Ford’s argument is clear and consistent: we should aim for ‘critical engagement’ – for ‘changing the regime’ for the better, not ‘regime change’ (p. xxiv). He discusses several commonly-held options for a settlement to North Korea’s nuclear and missile programs, such as US-led military action, which is considered too risky even by American military leaders; regime change, but without a viable replacement for Kim Jong-un; a total trade embargo, which is essentially impossible unless Beijing, Moscow, and Seoul are fully onboard; and finally a negotiated settlement. Unsurprisingly, Ford argues the last option is the best one.

He recognizes major difficulties in the peace process. Ill will, lack of trust, and ignorance of what is intrinsically possible are just some of those obstacles. He also suggests that the June 2018 Kim–Trump summit in Singapore was more spectacle than substance. Nevertheless, this whimsical yet unprecedented approach by Trump offers hope, laying a foundation for a negotiated settlement. He proposes that perhaps the two sides should reach a new Agreed Framework similar to the one in 1994, based upon which the two sides can seriously and verifiably follow through their end’s of the bargain. However, it is unclear who can serve as honest guarantors and police the implementation process.

Ford is also fully aware of domestic and international obstacles to a negotiated outcome. For example, hawks in Washington such as Trump’s national security advisor John Bolton and to a lesser extent secretary of state Mike Pompeo may not wish to see a peaceful resolution; and as a result of divisive politics in the United States, the Democrats are likely to torpedo Trump’s peace efforts. Ford discusses the complicated relations between China and North Korea. Until recently, the relationship has been ‘a toxic one’ and it would be difficult to ‘underestimate the degree of mistrust on both sides’ (p. 228).

However, Ford forgets to mention another key problem in Washington’s political circle: China-bashing.
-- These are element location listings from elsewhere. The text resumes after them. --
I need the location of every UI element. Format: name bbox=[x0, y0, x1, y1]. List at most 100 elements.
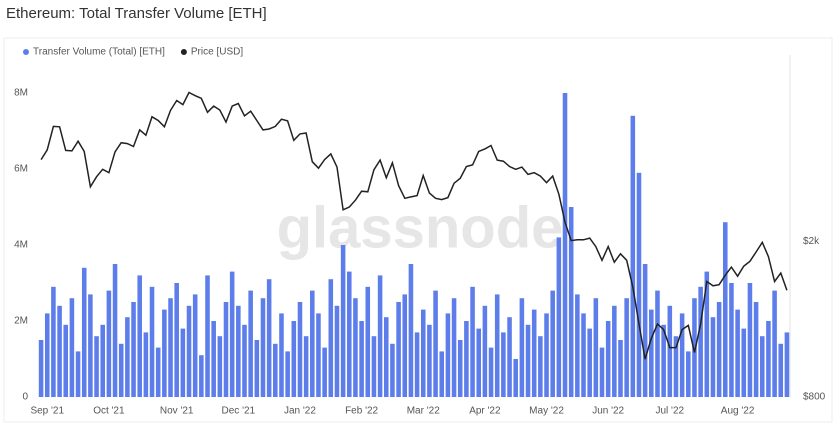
bar bbox=[273, 343, 278, 397]
bar bbox=[661, 324, 666, 397]
bar bbox=[716, 302, 722, 397]
bar bbox=[722, 222, 728, 397]
bar bbox=[199, 355, 204, 397]
bar bbox=[75, 351, 81, 397]
bar bbox=[266, 279, 272, 397]
bar bbox=[587, 328, 592, 397]
bar bbox=[81, 267, 87, 397]
bar bbox=[88, 294, 93, 397]
bar bbox=[655, 290, 660, 397]
bar bbox=[457, 340, 463, 397]
bar bbox=[544, 313, 549, 397]
y2-tick-label: $2k bbox=[803, 236, 820, 247]
bar bbox=[562, 93, 568, 397]
bar bbox=[704, 271, 710, 397]
bar bbox=[784, 332, 790, 397]
bar bbox=[174, 283, 179, 397]
bar bbox=[118, 343, 124, 397]
bar bbox=[149, 286, 155, 397]
bar bbox=[464, 321, 469, 397]
bar bbox=[303, 336, 309, 397]
bar bbox=[741, 328, 747, 397]
bar bbox=[328, 279, 334, 397]
bar bbox=[223, 302, 229, 397]
bar bbox=[285, 351, 290, 397]
x-tick-label: Jun '22 bbox=[592, 406, 624, 417]
x-tick-label: Oct '21 bbox=[93, 406, 125, 417]
x-tick-label: Mar '22 bbox=[407, 406, 440, 417]
bar bbox=[377, 275, 383, 397]
bar bbox=[112, 264, 118, 397]
bar bbox=[556, 237, 562, 397]
bar bbox=[525, 324, 531, 397]
bar bbox=[94, 336, 99, 397]
legend-label: Price [USD] bbox=[191, 47, 243, 58]
bar bbox=[445, 313, 451, 397]
legend-label: Transfer Volume (Total) [ETH] bbox=[33, 47, 165, 58]
bar bbox=[44, 313, 50, 397]
bar bbox=[476, 328, 482, 397]
bar bbox=[211, 321, 216, 397]
x-tick-label: May '22 bbox=[529, 406, 564, 417]
bar bbox=[630, 115, 636, 398]
bar bbox=[686, 351, 691, 397]
bar bbox=[414, 332, 420, 397]
y-tick-label: 8M bbox=[14, 88, 28, 99]
bar bbox=[260, 298, 266, 397]
legend-marker bbox=[180, 49, 187, 55]
bar bbox=[451, 298, 457, 397]
x-tick-label: Jan '22 bbox=[284, 406, 316, 417]
bar bbox=[612, 305, 617, 397]
bar bbox=[778, 343, 784, 397]
bar bbox=[482, 305, 488, 397]
bar bbox=[507, 317, 512, 397]
x-tick-label: Dec '21 bbox=[222, 406, 256, 417]
bar bbox=[433, 290, 438, 397]
bar bbox=[427, 324, 432, 397]
bar bbox=[568, 207, 574, 397]
bar bbox=[538, 336, 543, 397]
bar bbox=[143, 332, 149, 397]
bar bbox=[106, 290, 112, 397]
bar bbox=[593, 298, 599, 397]
bar bbox=[470, 286, 475, 397]
x-tick-label: Feb '22 bbox=[345, 406, 378, 417]
bar bbox=[396, 302, 401, 397]
y-tick-label: 2M bbox=[14, 316, 28, 327]
bar bbox=[766, 321, 771, 397]
bar bbox=[408, 264, 414, 397]
bar bbox=[599, 347, 605, 397]
bar bbox=[38, 340, 44, 397]
legend-marker bbox=[23, 49, 29, 55]
bar bbox=[494, 294, 500, 397]
bar bbox=[137, 275, 142, 397]
bar bbox=[618, 340, 623, 397]
bar bbox=[402, 294, 408, 397]
bar bbox=[322, 347, 327, 397]
bar bbox=[310, 290, 315, 397]
bar bbox=[217, 336, 223, 397]
bar bbox=[649, 309, 654, 397]
bar bbox=[291, 321, 297, 397]
bar bbox=[57, 305, 62, 397]
bar bbox=[254, 340, 260, 397]
bar bbox=[759, 336, 765, 397]
bar bbox=[316, 313, 321, 397]
bar bbox=[729, 283, 734, 397]
y-tick-label: 6M bbox=[14, 164, 28, 175]
bar bbox=[51, 286, 56, 397]
bar bbox=[605, 321, 611, 397]
bar bbox=[205, 275, 210, 397]
y2-tick-label: $800 bbox=[803, 392, 826, 403]
bar bbox=[550, 290, 555, 397]
bar bbox=[131, 302, 136, 397]
x-tick-label: Apr '22 bbox=[469, 406, 501, 417]
x-tick-label: Nov '21 bbox=[160, 406, 194, 417]
y-tick-label: 0 bbox=[22, 392, 28, 403]
bar bbox=[519, 298, 525, 397]
chart-title: Ethereum: Total Transfer Volume [ETH] bbox=[6, 5, 267, 22]
bar bbox=[624, 298, 629, 397]
bar bbox=[581, 313, 586, 397]
bar bbox=[297, 302, 303, 397]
With China being identified as America’s primary strategic competitor, politicians and think-tankers in Washington have a free rein now to demonize China. It has become politically incorrect to say anything positive about China in the Trump era. China’s advancement in high tech is considered a threat to US national security; its Belt and Road Initiative is labeled by US officials including Vice President Mike Pence as a form of ‘debt trap diplomacy’. And the FBI director Christopher Wray repeatedly and publicly calls China ‘the most significant threat’ to the US and calls for ‘a whole-of-society response by us’ to the perceived Chinese threat. With such Cold War-style rhetoric towards Beijing and the resulting bad feelings between Washington and Beijing, it may be wishful thinking to expect China to throw its full support behind Washington in US–DPRK negotiations or any future resolution to the North Korea issue.

Ford’s book also addresses internal changes in North Korea and its challenges in foreign relations. Though North Korea was never a ‘Hermit Kingdom’, as of now it enjoys little international support for its efforts to break out of the US-led sanctions. However, what North Korea wants most is security guarantee from the United States, which successive US administrations have been unwilling to offer. Misconstruing North Korea’s domestic priorities had led to America’s misguided policy towards North Korea.
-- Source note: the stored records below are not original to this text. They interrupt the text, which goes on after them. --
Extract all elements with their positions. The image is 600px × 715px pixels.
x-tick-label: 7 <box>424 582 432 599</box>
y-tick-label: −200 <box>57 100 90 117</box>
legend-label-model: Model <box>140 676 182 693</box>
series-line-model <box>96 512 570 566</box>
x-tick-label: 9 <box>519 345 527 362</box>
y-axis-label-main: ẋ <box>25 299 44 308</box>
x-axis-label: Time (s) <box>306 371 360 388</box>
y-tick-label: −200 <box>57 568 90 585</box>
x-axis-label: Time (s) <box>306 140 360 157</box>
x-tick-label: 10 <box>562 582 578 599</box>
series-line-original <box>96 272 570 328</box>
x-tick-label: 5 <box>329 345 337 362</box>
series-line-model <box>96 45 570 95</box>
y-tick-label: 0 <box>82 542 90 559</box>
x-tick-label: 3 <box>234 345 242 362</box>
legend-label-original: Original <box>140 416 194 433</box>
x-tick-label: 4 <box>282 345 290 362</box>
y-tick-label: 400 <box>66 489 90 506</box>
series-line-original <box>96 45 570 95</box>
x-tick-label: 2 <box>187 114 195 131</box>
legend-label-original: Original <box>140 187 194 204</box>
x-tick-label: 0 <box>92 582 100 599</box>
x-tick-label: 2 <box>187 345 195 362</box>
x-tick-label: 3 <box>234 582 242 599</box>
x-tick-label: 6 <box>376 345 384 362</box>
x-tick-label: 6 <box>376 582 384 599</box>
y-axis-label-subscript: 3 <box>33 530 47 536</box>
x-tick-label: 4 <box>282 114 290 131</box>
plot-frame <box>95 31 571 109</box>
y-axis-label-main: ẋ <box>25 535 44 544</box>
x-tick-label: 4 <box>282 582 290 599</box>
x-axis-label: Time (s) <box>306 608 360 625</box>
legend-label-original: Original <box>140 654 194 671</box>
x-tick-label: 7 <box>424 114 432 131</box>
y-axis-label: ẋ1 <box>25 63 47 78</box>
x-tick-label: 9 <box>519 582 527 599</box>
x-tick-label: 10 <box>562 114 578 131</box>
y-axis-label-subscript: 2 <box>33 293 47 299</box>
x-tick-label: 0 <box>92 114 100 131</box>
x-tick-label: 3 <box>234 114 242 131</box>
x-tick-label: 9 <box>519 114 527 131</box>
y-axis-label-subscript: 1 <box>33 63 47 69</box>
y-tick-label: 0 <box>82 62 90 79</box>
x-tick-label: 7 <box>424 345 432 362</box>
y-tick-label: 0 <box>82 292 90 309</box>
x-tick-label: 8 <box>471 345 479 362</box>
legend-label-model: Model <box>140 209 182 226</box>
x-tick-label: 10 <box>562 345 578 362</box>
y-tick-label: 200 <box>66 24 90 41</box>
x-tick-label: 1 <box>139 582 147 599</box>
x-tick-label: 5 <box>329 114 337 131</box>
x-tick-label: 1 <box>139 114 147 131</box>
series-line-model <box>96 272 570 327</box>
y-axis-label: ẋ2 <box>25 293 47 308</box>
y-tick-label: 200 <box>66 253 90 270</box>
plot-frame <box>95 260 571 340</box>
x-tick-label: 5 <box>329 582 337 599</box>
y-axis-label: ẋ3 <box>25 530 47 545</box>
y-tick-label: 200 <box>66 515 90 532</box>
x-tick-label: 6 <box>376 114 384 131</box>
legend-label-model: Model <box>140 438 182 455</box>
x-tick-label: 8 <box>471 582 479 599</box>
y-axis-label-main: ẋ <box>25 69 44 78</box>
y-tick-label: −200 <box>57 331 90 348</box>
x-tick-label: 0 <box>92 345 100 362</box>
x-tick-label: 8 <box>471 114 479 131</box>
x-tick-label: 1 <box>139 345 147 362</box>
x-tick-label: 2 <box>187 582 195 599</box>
Based on decades of direct experience in dealing with North Korea, Ford has written a thoughtful, insightful, and powerful book on North Korean politics, society, and the nuclear problem. His argument that the United States should approach North Korea directly as a pragmatic way to move forward is a sound policy recommendation. This well-written book should be read by every scholar and policy maker on North Korea.